The study presents several limitations that may impact the validity and generalizability of its findings. A primary concern is the small sample size, with only 24 out of the targeted 34 participants recruited, potentially leading to an underpowered analysis. The majority of participants were junior doctors, including interns and early-career residents, whose limited experience with complex clinical reasoning tasks could have influenced their performance on both AI-generated and human-generated multiple-choice questions (MCQs). This demographic factor raises questions about the applicability of the results to a broader population of medical professionals.
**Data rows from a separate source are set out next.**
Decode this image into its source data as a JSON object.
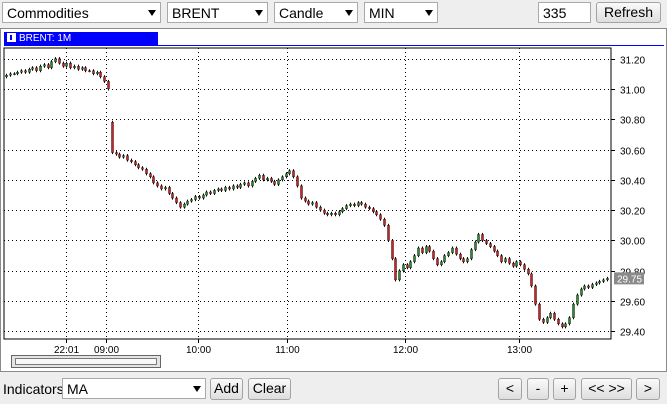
{
  "toolbar": {
    "category_select": "Commodities",
    "symbol_select": "BRENT",
    "charttype_select": "Candle",
    "interval_select": "MIN",
    "bars_input": "335",
    "refresh_label": "Refresh"
  },
  "chart_tab": {
    "label": "BRENT: 1M"
  },
  "bottom": {
    "indicators_label": "Indicators",
    "indicator_select": "MA",
    "add_label": "Add",
    "clear_label": "Clear",
    "nav_prev": "<",
    "nav_zoom_out": "-",
    "nav_zoom_in": "+",
    "nav_fit": "<< >>",
    "nav_next": ">"
  },
  "colors": {
    "up": "#2e8b2e",
    "down": "#cc2222",
    "tab": "#0000ff",
    "price_tag": "#8a8a8a"
  },
  "chart_data": {
    "type": "candlestick",
    "title": "BRENT: 1M",
    "ylim": [
      29.35,
      31.27
    ],
    "y_ticks": [
      "31.20",
      "31.00",
      "30.80",
      "30.60",
      "30.40",
      "30.20",
      "30.00",
      "29.80",
      "29.60",
      "29.40"
    ],
    "x_ticks": [
      "22:01",
      "09:00",
      "10:00",
      "11:00",
      "12:00",
      "13:00"
    ],
    "grid": true,
    "last_price": "29.75",
    "series": [
      {
        "o": 31.08,
        "c": 31.09
      },
      {
        "o": 31.09,
        "c": 31.1
      },
      {
        "o": 31.1,
        "c": 31.1
      },
      {
        "o": 31.1,
        "c": 31.11
      },
      {
        "o": 31.11,
        "c": 31.12
      },
      {
        "o": 31.12,
        "c": 31.11
      },
      {
        "o": 31.11,
        "c": 31.13
      },
      {
        "o": 31.13,
        "c": 31.14
      },
      {
        "o": 31.14,
        "c": 31.12
      },
      {
        "o": 31.12,
        "c": 31.15
      },
      {
        "o": 31.15,
        "c": 31.16
      },
      {
        "o": 31.16,
        "c": 31.14
      },
      {
        "o": 31.14,
        "c": 31.18
      },
      {
        "o": 31.18,
        "c": 31.2
      },
      {
        "o": 31.2,
        "c": 31.17
      },
      {
        "o": 31.17,
        "c": 31.15
      },
      {
        "o": 31.15,
        "c": 31.17
      },
      {
        "o": 31.17,
        "c": 31.14
      },
      {
        "o": 31.14,
        "c": 31.15
      },
      {
        "o": 31.15,
        "c": 31.13
      },
      {
        "o": 31.13,
        "c": 31.14
      },
      {
        "o": 31.14,
        "c": 31.12
      },
      {
        "o": 31.12,
        "c": 31.12
      },
      {
        "o": 31.12,
        "c": 31.1
      },
      {
        "o": 31.1,
        "c": 31.11
      },
      {
        "o": 31.11,
        "c": 31.08
      },
      {
        "o": 31.08,
        "c": 31.05
      },
      {
        "o": 31.05,
        "c": 31.0
      },
      {
        "o": 30.78,
        "c": 30.58
      },
      {
        "o": 30.58,
        "c": 30.57
      },
      {
        "o": 30.57,
        "c": 30.55
      },
      {
        "o": 30.55,
        "c": 30.56
      },
      {
        "o": 30.56,
        "c": 30.53
      },
      {
        "o": 30.53,
        "c": 30.52
      },
      {
        "o": 30.52,
        "c": 30.5
      },
      {
        "o": 30.5,
        "c": 30.48
      },
      {
        "o": 30.48,
        "c": 30.47
      },
      {
        "o": 30.47,
        "c": 30.44
      },
      {
        "o": 30.44,
        "c": 30.42
      },
      {
        "o": 30.42,
        "c": 30.38
      },
      {
        "o": 30.38,
        "c": 30.36
      },
      {
        "o": 30.36,
        "c": 30.34
      },
      {
        "o": 30.34,
        "c": 30.35
      },
      {
        "o": 30.35,
        "c": 30.31
      },
      {
        "o": 30.31,
        "c": 30.28
      },
      {
        "o": 30.28,
        "c": 30.25
      },
      {
        "o": 30.25,
        "c": 30.22
      },
      {
        "o": 30.22,
        "c": 30.24
      },
      {
        "o": 30.24,
        "c": 30.26
      },
      {
        "o": 30.26,
        "c": 30.27
      },
      {
        "o": 30.27,
        "c": 30.29
      },
      {
        "o": 30.29,
        "c": 30.28
      },
      {
        "o": 30.28,
        "c": 30.3
      },
      {
        "o": 30.3,
        "c": 30.32
      },
      {
        "o": 30.32,
        "c": 30.31
      },
      {
        "o": 30.31,
        "c": 30.33
      },
      {
        "o": 30.33,
        "c": 30.34
      },
      {
        "o": 30.34,
        "c": 30.33
      },
      {
        "o": 30.33,
        "c": 30.35
      },
      {
        "o": 30.35,
        "c": 30.34
      },
      {
        "o": 30.34,
        "c": 30.36
      },
      {
        "o": 30.36,
        "c": 30.35
      },
      {
        "o": 30.35,
        "c": 30.37
      },
      {
        "o": 30.37,
        "c": 30.38
      },
      {
        "o": 30.38,
        "c": 30.36
      },
      {
        "o": 30.36,
        "c": 30.39
      },
      {
        "o": 30.39,
        "c": 30.41
      },
      {
        "o": 30.41,
        "c": 30.43
      },
      {
        "o": 30.43,
        "c": 30.4
      },
      {
        "o": 30.4,
        "c": 30.41
      },
      {
        "o": 30.41,
        "c": 30.39
      },
      {
        "o": 30.39,
        "c": 30.37
      },
      {
        "o": 30.37,
        "c": 30.4
      },
      {
        "o": 30.4,
        "c": 30.42
      },
      {
        "o": 30.42,
        "c": 30.44
      },
      {
        "o": 30.44,
        "c": 30.46
      },
      {
        "o": 30.46,
        "c": 30.42
      },
      {
        "o": 30.42,
        "c": 30.36
      },
      {
        "o": 30.36,
        "c": 30.28
      },
      {
        "o": 30.28,
        "c": 30.26
      },
      {
        "o": 30.26,
        "c": 30.24
      },
      {
        "o": 30.24,
        "c": 30.25
      },
      {
        "o": 30.25,
        "c": 30.22
      },
      {
        "o": 30.22,
        "c": 30.2
      },
      {
        "o": 30.2,
        "c": 30.18
      },
      {
        "o": 30.18,
        "c": 30.17
      },
      {
        "o": 30.17,
        "c": 30.18
      },
      {
        "o": 30.18,
        "c": 30.17
      },
      {
        "o": 30.17,
        "c": 30.19
      },
      {
        "o": 30.19,
        "c": 30.21
      },
      {
        "o": 30.21,
        "c": 30.23
      },
      {
        "o": 30.23,
        "c": 30.24
      },
      {
        "o": 30.24,
        "c": 30.23
      },
      {
        "o": 30.23,
        "c": 30.25
      },
      {
        "o": 30.25,
        "c": 30.24
      },
      {
        "o": 30.24,
        "c": 30.22
      },
      {
        "o": 30.22,
        "c": 30.21
      },
      {
        "o": 30.21,
        "c": 30.19
      },
      {
        "o": 30.19,
        "c": 30.17
      },
      {
        "o": 30.17,
        "c": 30.14
      },
      {
        "o": 30.14,
        "c": 30.1
      },
      {
        "o": 30.1,
        "c": 30.0
      },
      {
        "o": 30.0,
        "c": 29.88
      },
      {
        "o": 29.88,
        "c": 29.74
      },
      {
        "o": 29.74,
        "c": 29.8
      },
      {
        "o": 29.8,
        "c": 29.84
      },
      {
        "o": 29.84,
        "c": 29.82
      },
      {
        "o": 29.82,
        "c": 29.86
      },
      {
        "o": 29.86,
        "c": 29.9
      },
      {
        "o": 29.9,
        "c": 29.95
      },
      {
        "o": 29.95,
        "c": 29.92
      },
      {
        "o": 29.92,
        "c": 29.96
      },
      {
        "o": 29.96,
        "c": 29.93
      },
      {
        "o": 29.93,
        "c": 29.88
      },
      {
        "o": 29.88,
        "c": 29.84
      },
      {
        "o": 29.84,
        "c": 29.86
      },
      {
        "o": 29.86,
        "c": 29.9
      },
      {
        "o": 29.9,
        "c": 29.92
      },
      {
        "o": 29.92,
        "c": 29.95
      },
      {
        "o": 29.95,
        "c": 29.91
      },
      {
        "o": 29.91,
        "c": 29.88
      },
      {
        "o": 29.88,
        "c": 29.86
      },
      {
        "o": 29.86,
        "c": 29.88
      },
      {
        "o": 29.88,
        "c": 29.94
      },
      {
        "o": 29.94,
        "c": 29.99
      },
      {
        "o": 29.99,
        "c": 30.04
      },
      {
        "o": 30.04,
        "c": 30.0
      },
      {
        "o": 30.0,
        "c": 29.98
      },
      {
        "o": 29.98,
        "c": 29.96
      },
      {
        "o": 29.96,
        "c": 29.93
      },
      {
        "o": 29.93,
        "c": 29.9
      },
      {
        "o": 29.9,
        "c": 29.86
      },
      {
        "o": 29.86,
        "c": 29.88
      },
      {
        "o": 29.88,
        "c": 29.85
      },
      {
        "o": 29.85,
        "c": 29.83
      },
      {
        "o": 29.83,
        "c": 29.86
      },
      {
        "o": 29.86,
        "c": 29.84
      },
      {
        "o": 29.84,
        "c": 29.81
      },
      {
        "o": 29.81,
        "c": 29.78
      },
      {
        "o": 29.78,
        "c": 29.7
      },
      {
        "o": 29.7,
        "c": 29.58
      },
      {
        "o": 29.58,
        "c": 29.48
      },
      {
        "o": 29.48,
        "c": 29.46
      },
      {
        "o": 29.46,
        "c": 29.49
      },
      {
        "o": 29.49,
        "c": 29.52
      },
      {
        "o": 29.52,
        "c": 29.48
      },
      {
        "o": 29.48,
        "c": 29.45
      },
      {
        "o": 29.45,
        "c": 29.43
      },
      {
        "o": 29.43,
        "c": 29.45
      },
      {
        "o": 29.45,
        "c": 29.49
      },
      {
        "o": 29.49,
        "c": 29.58
      },
      {
        "o": 29.58,
        "c": 29.64
      },
      {
        "o": 29.64,
        "c": 29.68
      },
      {
        "o": 29.68,
        "c": 29.7
      },
      {
        "o": 29.7,
        "c": 29.69
      },
      {
        "o": 29.69,
        "c": 29.71
      },
      {
        "o": 29.71,
        "c": 29.72
      },
      {
        "o": 29.72,
        "c": 29.73
      },
      {
        "o": 29.73,
        "c": 29.74
      },
      {
        "o": 29.74,
        "c": 29.75
      }
    ]
  }
}
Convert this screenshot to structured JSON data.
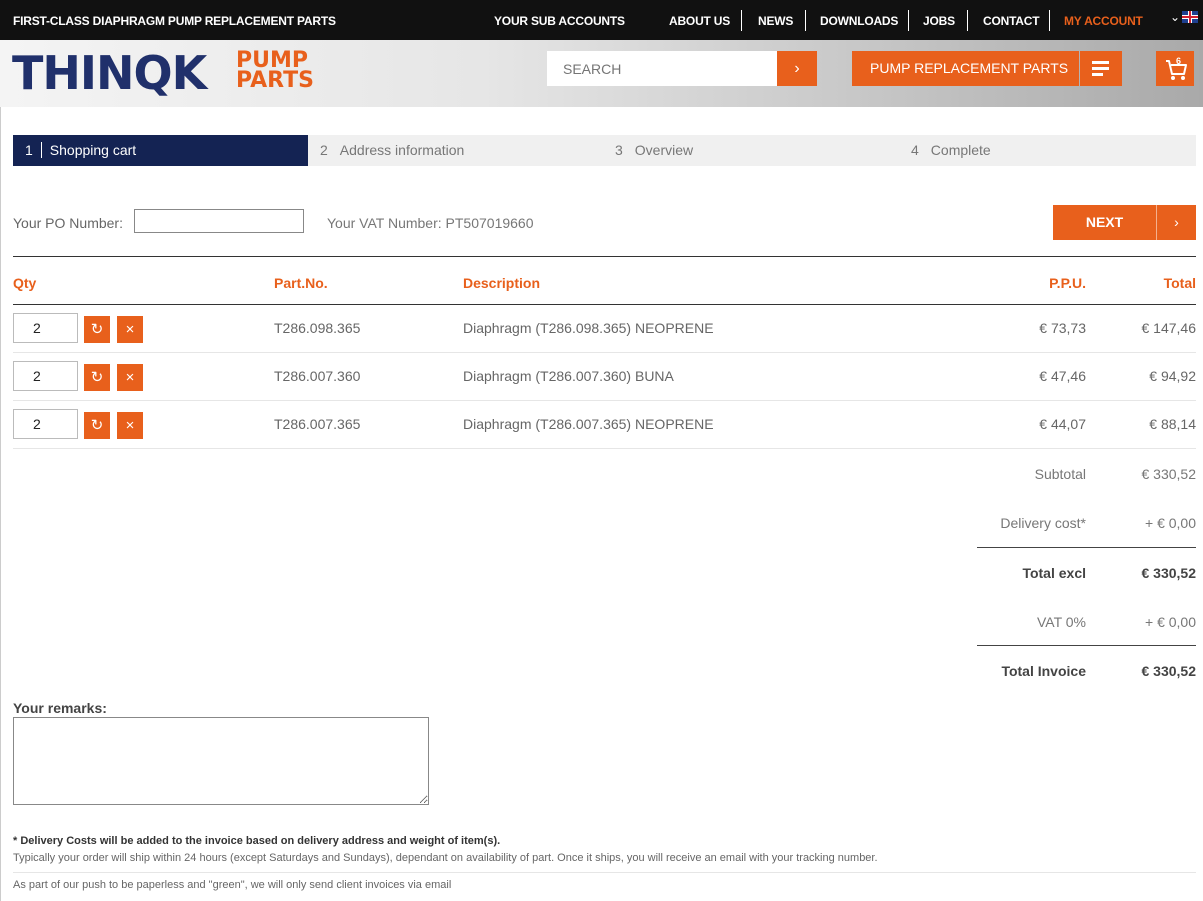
{
  "topbar": {
    "tagline": "FIRST-CLASS DIAPHRAGM PUMP REPLACEMENT PARTS",
    "links": [
      "YOUR SUB ACCOUNTS",
      "ABOUT US",
      "NEWS",
      "DOWNLOADS",
      "JOBS",
      "CONTACT"
    ],
    "my_account": "MY ACCOUNT",
    "lang_chevron": "⌄"
  },
  "header": {
    "logo_main": "THINQK",
    "logo_pump": "PUMP",
    "logo_parts": "PARTS",
    "search_placeholder": "SEARCH",
    "search_arrow": "›",
    "parts_button": "PUMP REPLACEMENT PARTS",
    "cart_count": "6"
  },
  "steps": [
    {
      "num": "1",
      "label": "Shopping cart"
    },
    {
      "num": "2",
      "label": "Address information"
    },
    {
      "num": "3",
      "label": "Overview"
    },
    {
      "num": "4",
      "label": "Complete"
    }
  ],
  "order": {
    "po_label": "Your PO Number:",
    "po_value": "",
    "vat_label": "Your VAT Number: PT507019660",
    "next_label": "NEXT",
    "next_arrow": "›"
  },
  "table": {
    "headers": {
      "qty": "Qty",
      "part": "Part.No.",
      "desc": "Description",
      "ppu": "P.P.U.",
      "total": "Total"
    },
    "rows": [
      {
        "qty": "2",
        "part": "T286.098.365",
        "desc": "Diaphragm (T286.098.365) NEOPRENE",
        "ppu": "€ 73,73",
        "total": "€ 147,46"
      },
      {
        "qty": "2",
        "part": "T286.007.360",
        "desc": "Diaphragm (T286.007.360) BUNA",
        "ppu": "€ 47,46",
        "total": "€ 94,92"
      },
      {
        "qty": "2",
        "part": "T286.007.365",
        "desc": "Diaphragm (T286.007.365) NEOPRENE",
        "ppu": "€ 44,07",
        "total": "€ 88,14"
      }
    ],
    "refresh_icon": "↻",
    "delete_icon": "×"
  },
  "totals": {
    "subtotal_label": "Subtotal",
    "subtotal": "€ 330,52",
    "delivery_label": "Delivery cost*",
    "delivery": "+ € 0,00",
    "excl_label": "Total excl",
    "excl": "€ 330,52",
    "vat_label": "VAT 0%",
    "vat": "+ € 0,00",
    "invoice_label": "Total Invoice",
    "invoice": "€ 330,52"
  },
  "remarks": {
    "label": "Your remarks:",
    "value": ""
  },
  "notes": {
    "delivery_bold": "* Delivery Costs will be added to the invoice based on delivery address and weight of item(s).",
    "shipping": "Typically your order will ship within 24 hours (except Saturdays and Sundays), dependant on availability of part. Once it ships, you will receive an email with your tracking number.",
    "paperless": "As part of our push to be paperless and \"green\", we will only send client invoices via email"
  },
  "colors": {
    "accent": "#e8601c",
    "navy": "#142353",
    "logo_navy": "#20306b"
  }
}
Additionally, the prompts used for generating AI MCQs, while aligned with PEEM standards, did not specifically target higher-order cognitive skills, which may have affected the quality of the questions. The context in which the AI-generated questions were administered—a mock examination—differed from the actual PEEM examination setting for human-generated questions, potentially impacting participant motivation and performance. A three-week interval between assessments could also have led to enhanced study efforts, further confounding the results. Furthermore, the AI model’s training cutoff may mean that advancements in AI capabilities post-cutoff are not reflected in the study’s findings. Lastly, the absence of blinding for expert evaluators and participants introduces potential biases that should be acknowledged when interpreting the results.